Clausing hatte zu Beginn der Ortsrats-Sitzung berichtet, dass die von den Stadtwerken in Auftrag gegebenen Gutachten keine zusätzlichen Kostenfaktoren gebracht hätten. Die Stadtwerke wollen nun mit der Feinplanung beginnen und im August dem Aufsichtsrat endgültige Zahlen als Diskussionsgrundlage vorstellen. Dann ist auch wieder eine Beteiligung der Öffentlichkeit geplant. Die Entscheidung wird dann im Oktober im Aufsichtsrat der Stadtwerke fallen, der die Mehrheitsverhältnisse im Bramscher Stadtrat widerspiegelt.

Auch in den Gesprächen mit der Samtgemeinde Neuenkirchen über eine Kostenbeteiligung gebe es „positive Tendenzen“, freute sich Wilhelm Clausing. Doch ganz so einfach sieht es aus Neuenkirchener Sicht jedoch nicht aus. Das unterstrich Hildegard Schwertmann-Nicolay in ihrer Funktion als Gemeindedirektorin in der jüngsten Sitzung des Gemeinderates. Daniel Schweer (SPD) hatte unter dem Tagesordnungspunkt Wünsche und Anregungen die Mehrheitsfraktion aufgefordert, sich bei den Stadtwerken Bramsche für den Erhalt des Bades stark zu machen. Die Jugendkonferenz habe gezeigt, wie viel den Jugendlichen aus Merzen und Neuenkirchen an dem Bad gelegen sei.

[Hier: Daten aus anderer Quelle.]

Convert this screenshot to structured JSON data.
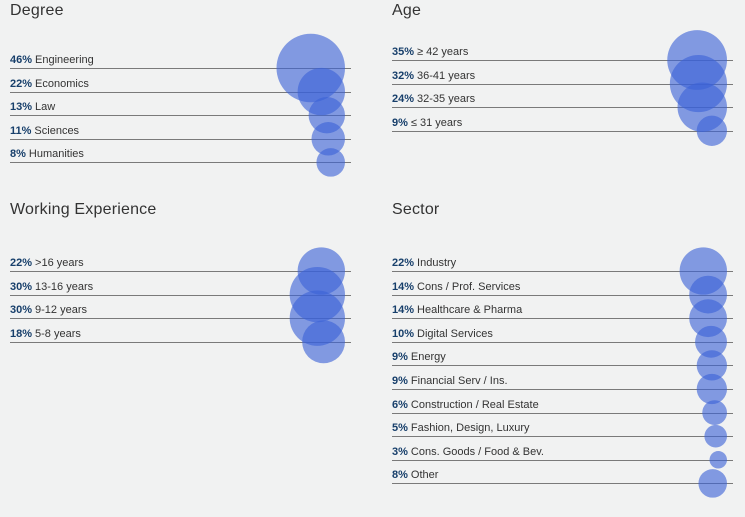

Aufgabe des Mittelzentrums

Jede Kommune sei für ihre Infrastruktur zuständig, so Hildegard Schwertmann-Nicolay. Als Mittelzentrum erhalte Bramsche mehr Geld als Schlüsselzuweisung vom Land und habe auch bestimmte Einrichtungen für das Umland mit zu unterhalten, so zum Beispiel im Bereich Kultur oder Freibäder. Von daher stehe die Stadt Bramsche zuerst in der Pflicht, das Ueffelner Bad zu erhalten. Auch die Kommunalaufsicht würde es sicherlich für bedenklich halten, wenn sich Neuenkirchen bei der Freibadsanierung finanziell engagiere. Doch auch so würde die Gemeinde Gelder an die DLRG für den Dienst im Freibad zahlen.